Welcome back to Pynchonland, where wormholes to other dimensions are as common as potholes, and the real world overlaps with the imaginary in a colorful weave.
Against the Day opens somewhere between the two in 1893 at the Chicago World’s Fair, where a group of verse-happy balloonists named the Chums of Chance (tidier cousins of the Whole Sick Crew of V ) alight to discover a city bathed in light—a hallmark of the arrival of the Second Industrial Revolution, which would electrify the nation’s factories. "Vagabonds of the void," their purpose in the Windy City is to keep an eye on some anarchists on the street below for a shadowy employer.

Thus begins this novel’s tug of war between industry and entropy, a perpetual theme in Pynchon’s work but one drawn even more vividly here. In
Against the Day , Pynchon is squarely on the side of the people, whom he sees as manipulated and used by corporations in their ruthless quest for power and profit.

The book stretches from San Antonio to Corfu with stopovers in Iceland, using all of that landscape to plot and re-plot its characters’ treachery. In one main strand, a Colorado anarchist named Webb Traverse is murdered for his activities on behalf of overworked miners, bequeathing to his children—Lake, a prostitute; Kit, a Yale physics student; Frank, an engineer; and Reef, an anarchist, like his father—a complicated legacy of regret and vengeance.

There are scores of other characters, many hilariously named, some of questionable importance to the plot. There’s a sinister gangster named Scarsdale Vibe who wants to control the Earth’s electromagnetic field—“colonize the sky," as one character puts it. Vibe might just be the money behind hit men Sloat Fresno and Deuce Kindred, and his reach seems to stretch all the way to Germany, where Kit goes to study vector theory and falls for the comely Yashmeen Halfcourt.

Keeping these characters straight can feel next to impossible at times. Would it have been too much for Pynchon to give us dramatis personae? Or even a glossary for the dozens of invented and real technological wonders, let alone mathematical formulas contained therein?

Indeed,
Against the Day doesn’t feel written to human scale. The sentences, as always, run to dizzying lengths; the typeface is alarmingly small. One can spend 20, 30 hours of a weekend reading it and barely make a dent. It’s like dropping a penny into an open manhole.

Yet Pynchon does reward the effort. Who else would think to stuff a book this rambunctiously intellectual with gags like a talking lightning bolt or a dog who reads French? Where did he dig up exclamations like "ring-tailed rutabagas!" or "Gravy, a man could get killed out there!"

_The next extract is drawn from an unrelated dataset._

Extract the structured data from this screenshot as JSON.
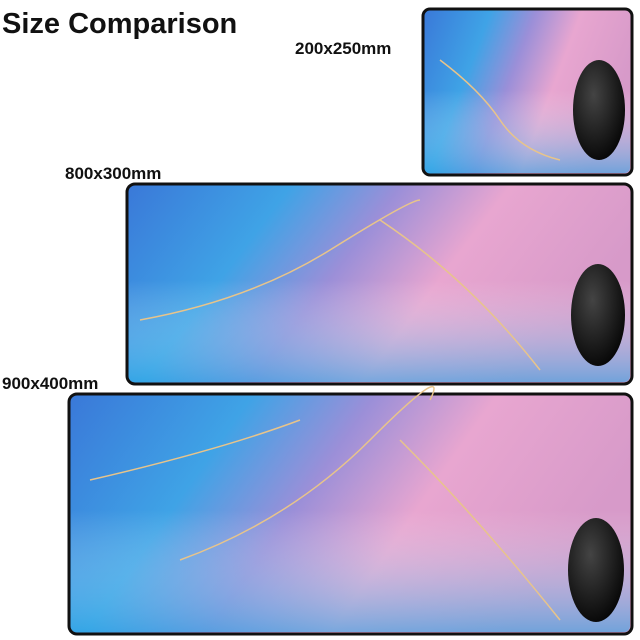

So much attention is paid to Pynchon’s vaudevillian humor it’s easy to forget how breathtakingly beautiful a writer he can be. Trains go "choiring by," while land below the balloonists is "perforated with lakes." Watching a Yale track meet, Kit sees his classmates "striving toward the day’s offers of simulated immortality."

Like Pieter Bruegel’s
Fall of Icarus , this is a portrait of mankind’s attempt to transcend our morality—or at least push up against its very edge. The Chums of Chance believe Iceland spar—or calcite crystals—shows them the key to other dimensions. Meanwhile, Kit’s mathematics have a distinctly mystical bent. "It could have been religion," he thinks at one point. "Here was the god of Current, bearing light, promising death."

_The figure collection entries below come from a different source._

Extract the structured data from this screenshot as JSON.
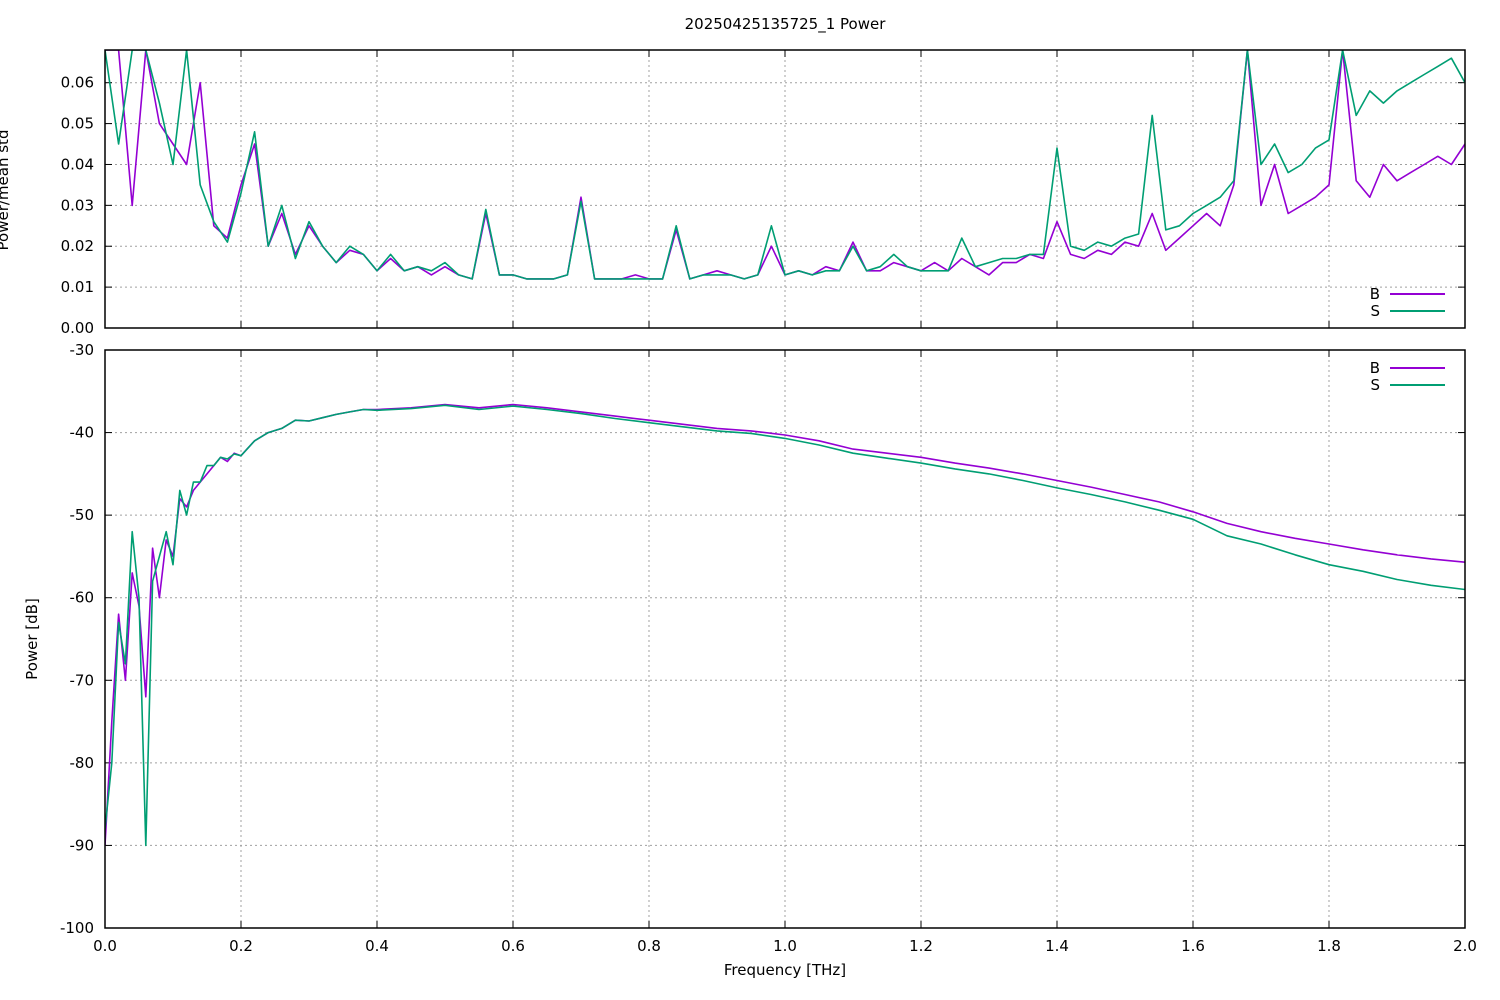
{
  "chart_data": [
    {
      "type": "line",
      "title": "20250425135725_1 Power",
      "xlabel": "",
      "ylabel": "Power/mean std",
      "xlim": [
        0.0,
        2.0
      ],
      "ylim": [
        0.0,
        0.068
      ],
      "xticks": [
        0.0,
        0.2,
        0.4,
        0.6,
        0.8,
        1.0,
        1.2,
        1.4,
        1.6,
        1.8,
        2.0
      ],
      "yticks": [
        "0.00",
        "0.01",
        "0.02",
        "0.03",
        "0.04",
        "0.05",
        "0.06"
      ],
      "grid": true,
      "legend": "bottom-right",
      "colors": {
        "B": "#9400d3",
        "S": "#009e73"
      },
      "series": [
        {
          "name": "B",
          "x": [
            0.0,
            0.02,
            0.04,
            0.06,
            0.08,
            0.1,
            0.12,
            0.14,
            0.16,
            0.18,
            0.2,
            0.22,
            0.24,
            0.26,
            0.28,
            0.3,
            0.32,
            0.34,
            0.36,
            0.38,
            0.4,
            0.42,
            0.44,
            0.46,
            0.48,
            0.5,
            0.52,
            0.54,
            0.56,
            0.58,
            0.6,
            0.62,
            0.64,
            0.66,
            0.68,
            0.7,
            0.72,
            0.74,
            0.76,
            0.78,
            0.8,
            0.82,
            0.84,
            0.86,
            0.88,
            0.9,
            0.92,
            0.94,
            0.96,
            0.98,
            1.0,
            1.02,
            1.04,
            1.06,
            1.08,
            1.1,
            1.12,
            1.14,
            1.16,
            1.18,
            1.2,
            1.22,
            1.24,
            1.26,
            1.28,
            1.3,
            1.32,
            1.34,
            1.36,
            1.38,
            1.4,
            1.42,
            1.44,
            1.46,
            1.48,
            1.5,
            1.52,
            1.54,
            1.56,
            1.58,
            1.6,
            1.62,
            1.64,
            1.66,
            1.68,
            1.7,
            1.72,
            1.74,
            1.76,
            1.78,
            1.8,
            1.82,
            1.84,
            1.86,
            1.88,
            1.9,
            1.92,
            1.94,
            1.96,
            1.98,
            2.0
          ],
          "y": [
            0.068,
            0.068,
            0.03,
            0.068,
            0.05,
            0.045,
            0.04,
            0.06,
            0.025,
            0.022,
            0.035,
            0.045,
            0.02,
            0.028,
            0.018,
            0.025,
            0.02,
            0.016,
            0.019,
            0.018,
            0.014,
            0.017,
            0.014,
            0.015,
            0.013,
            0.015,
            0.013,
            0.012,
            0.028,
            0.013,
            0.013,
            0.012,
            0.012,
            0.012,
            0.013,
            0.032,
            0.012,
            0.012,
            0.012,
            0.013,
            0.012,
            0.012,
            0.024,
            0.012,
            0.013,
            0.014,
            0.013,
            0.012,
            0.013,
            0.02,
            0.013,
            0.014,
            0.013,
            0.015,
            0.014,
            0.021,
            0.014,
            0.014,
            0.016,
            0.015,
            0.014,
            0.016,
            0.014,
            0.017,
            0.015,
            0.013,
            0.016,
            0.016,
            0.018,
            0.017,
            0.026,
            0.018,
            0.017,
            0.019,
            0.018,
            0.021,
            0.02,
            0.028,
            0.019,
            0.022,
            0.025,
            0.028,
            0.025,
            0.035,
            0.068,
            0.03,
            0.04,
            0.028,
            0.03,
            0.032,
            0.035,
            0.068,
            0.036,
            0.032,
            0.04,
            0.036,
            0.038,
            0.04,
            0.042,
            0.04,
            0.045
          ]
        },
        {
          "name": "S",
          "x": [
            0.0,
            0.02,
            0.04,
            0.06,
            0.08,
            0.1,
            0.12,
            0.14,
            0.16,
            0.18,
            0.2,
            0.22,
            0.24,
            0.26,
            0.28,
            0.3,
            0.32,
            0.34,
            0.36,
            0.38,
            0.4,
            0.42,
            0.44,
            0.46,
            0.48,
            0.5,
            0.52,
            0.54,
            0.56,
            0.58,
            0.6,
            0.62,
            0.64,
            0.66,
            0.68,
            0.7,
            0.72,
            0.74,
            0.76,
            0.78,
            0.8,
            0.82,
            0.84,
            0.86,
            0.88,
            0.9,
            0.92,
            0.94,
            0.96,
            0.98,
            1.0,
            1.02,
            1.04,
            1.06,
            1.08,
            1.1,
            1.12,
            1.14,
            1.16,
            1.18,
            1.2,
            1.22,
            1.24,
            1.26,
            1.28,
            1.3,
            1.32,
            1.34,
            1.36,
            1.38,
            1.4,
            1.42,
            1.44,
            1.46,
            1.48,
            1.5,
            1.52,
            1.54,
            1.56,
            1.58,
            1.6,
            1.62,
            1.64,
            1.66,
            1.68,
            1.7,
            1.72,
            1.74,
            1.76,
            1.78,
            1.8,
            1.82,
            1.84,
            1.86,
            1.88,
            1.9,
            1.92,
            1.94,
            1.96,
            1.98,
            2.0
          ],
          "y": [
            0.068,
            0.045,
            0.068,
            0.068,
            0.055,
            0.04,
            0.068,
            0.035,
            0.026,
            0.021,
            0.033,
            0.048,
            0.02,
            0.03,
            0.017,
            0.026,
            0.02,
            0.016,
            0.02,
            0.018,
            0.014,
            0.018,
            0.014,
            0.015,
            0.014,
            0.016,
            0.013,
            0.012,
            0.029,
            0.013,
            0.013,
            0.012,
            0.012,
            0.012,
            0.013,
            0.031,
            0.012,
            0.012,
            0.012,
            0.012,
            0.012,
            0.012,
            0.025,
            0.012,
            0.013,
            0.013,
            0.013,
            0.012,
            0.013,
            0.025,
            0.013,
            0.014,
            0.013,
            0.014,
            0.014,
            0.02,
            0.014,
            0.015,
            0.018,
            0.015,
            0.014,
            0.014,
            0.014,
            0.022,
            0.015,
            0.016,
            0.017,
            0.017,
            0.018,
            0.018,
            0.044,
            0.02,
            0.019,
            0.021,
            0.02,
            0.022,
            0.023,
            0.052,
            0.024,
            0.025,
            0.028,
            0.03,
            0.032,
            0.036,
            0.068,
            0.04,
            0.045,
            0.038,
            0.04,
            0.044,
            0.046,
            0.068,
            0.052,
            0.058,
            0.055,
            0.058,
            0.06,
            0.062,
            0.064,
            0.066,
            0.06
          ]
        }
      ]
    },
    {
      "type": "line",
      "title": "",
      "xlabel": "Frequency [THz]",
      "ylabel": "Power [dB]",
      "xlim": [
        0.0,
        2.0
      ],
      "ylim": [
        -100,
        -30
      ],
      "xticks": [
        "0.0",
        "0.2",
        "0.4",
        "0.6",
        "0.8",
        "1.0",
        "1.2",
        "1.4",
        "1.6",
        "1.8",
        "2.0"
      ],
      "yticks": [
        "-30",
        "-40",
        "-50",
        "-60",
        "-70",
        "-80",
        "-90",
        "-100"
      ],
      "grid": true,
      "legend": "top-right",
      "colors": {
        "B": "#9400d3",
        "S": "#009e73"
      },
      "series": [
        {
          "name": "B",
          "x": [
            0.0,
            0.01,
            0.02,
            0.03,
            0.04,
            0.05,
            0.06,
            0.07,
            0.08,
            0.09,
            0.1,
            0.11,
            0.12,
            0.13,
            0.14,
            0.15,
            0.16,
            0.17,
            0.18,
            0.19,
            0.2,
            0.22,
            0.24,
            0.26,
            0.28,
            0.3,
            0.32,
            0.34,
            0.36,
            0.38,
            0.4,
            0.45,
            0.5,
            0.55,
            0.6,
            0.65,
            0.7,
            0.75,
            0.8,
            0.85,
            0.9,
            0.95,
            1.0,
            1.05,
            1.1,
            1.15,
            1.2,
            1.25,
            1.3,
            1.35,
            1.4,
            1.45,
            1.5,
            1.55,
            1.6,
            1.65,
            1.7,
            1.75,
            1.8,
            1.85,
            1.9,
            1.95,
            2.0
          ],
          "y": [
            -90,
            -75,
            -62,
            -70,
            -57,
            -61,
            -72,
            -54,
            -60,
            -53,
            -55,
            -48,
            -49,
            -47,
            -46,
            -45,
            -44,
            -43,
            -43.5,
            -42.5,
            -42.8,
            -41,
            -40,
            -39.5,
            -38.5,
            -38.6,
            -38.2,
            -37.8,
            -37.5,
            -37.2,
            -37.2,
            -37.0,
            -36.6,
            -37.0,
            -36.6,
            -37.0,
            -37.5,
            -38.0,
            -38.5,
            -39.0,
            -39.5,
            -39.8,
            -40.3,
            -41.0,
            -42.0,
            -42.5,
            -43.0,
            -43.7,
            -44.3,
            -45.0,
            -45.8,
            -46.6,
            -47.5,
            -48.4,
            -49.6,
            -51.0,
            -52.0,
            -52.8,
            -53.5,
            -54.2,
            -54.8,
            -55.3,
            -55.7
          ]
        },
        {
          "name": "S",
          "x": [
            0.0,
            0.01,
            0.02,
            0.03,
            0.04,
            0.05,
            0.06,
            0.07,
            0.08,
            0.09,
            0.1,
            0.11,
            0.12,
            0.13,
            0.14,
            0.15,
            0.16,
            0.17,
            0.18,
            0.19,
            0.2,
            0.22,
            0.24,
            0.26,
            0.28,
            0.3,
            0.32,
            0.34,
            0.36,
            0.38,
            0.4,
            0.45,
            0.5,
            0.55,
            0.6,
            0.65,
            0.7,
            0.75,
            0.8,
            0.85,
            0.9,
            0.95,
            1.0,
            1.05,
            1.1,
            1.15,
            1.2,
            1.25,
            1.3,
            1.35,
            1.4,
            1.45,
            1.5,
            1.55,
            1.6,
            1.65,
            1.7,
            1.75,
            1.8,
            1.85,
            1.9,
            1.95,
            2.0
          ],
          "y": [
            -88,
            -80,
            -63,
            -68,
            -52,
            -60,
            -90,
            -58,
            -55,
            -52,
            -56,
            -47,
            -50,
            -46,
            -46,
            -44,
            -44,
            -43,
            -43.2,
            -42.6,
            -42.8,
            -41,
            -40,
            -39.5,
            -38.5,
            -38.6,
            -38.2,
            -37.8,
            -37.5,
            -37.2,
            -37.3,
            -37.1,
            -36.7,
            -37.2,
            -36.8,
            -37.2,
            -37.7,
            -38.3,
            -38.8,
            -39.3,
            -39.8,
            -40.1,
            -40.7,
            -41.5,
            -42.5,
            -43.1,
            -43.7,
            -44.4,
            -45.0,
            -45.8,
            -46.7,
            -47.5,
            -48.4,
            -49.4,
            -50.5,
            -52.5,
            -53.5,
            -54.8,
            -56.0,
            -56.8,
            -57.8,
            -58.5,
            -59.0
          ]
        }
      ]
    }
  ]
}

Ruthless, greedy, Scarsdale Vibe is that angel of death. He squashes labor throughout the book, crushes individuals, and appropriately rides a personal train called "The Juggernaut." Like many tycoons, he controls invention by underwriting it, making creative minds beholden to him. He buys up the inventions of Nikola Tesla, who makes a cameo appearance, and then makes sure they don’t work. "Don’t thank me," he barks at Kit, whose education he springs for. "Become the next Edison."

Electricity, as Pynchon has noted before about technology, is a conduit for power. In the wrong hands, it becomes dangerous—lethal—or simply a vehicle for making more money. Remarkably, and with a whiff of optimism that is new for Pynchon,
Against the Day proceeds as if the verdict is still out on which way our ability to light up the skies and obscure the heavens might go.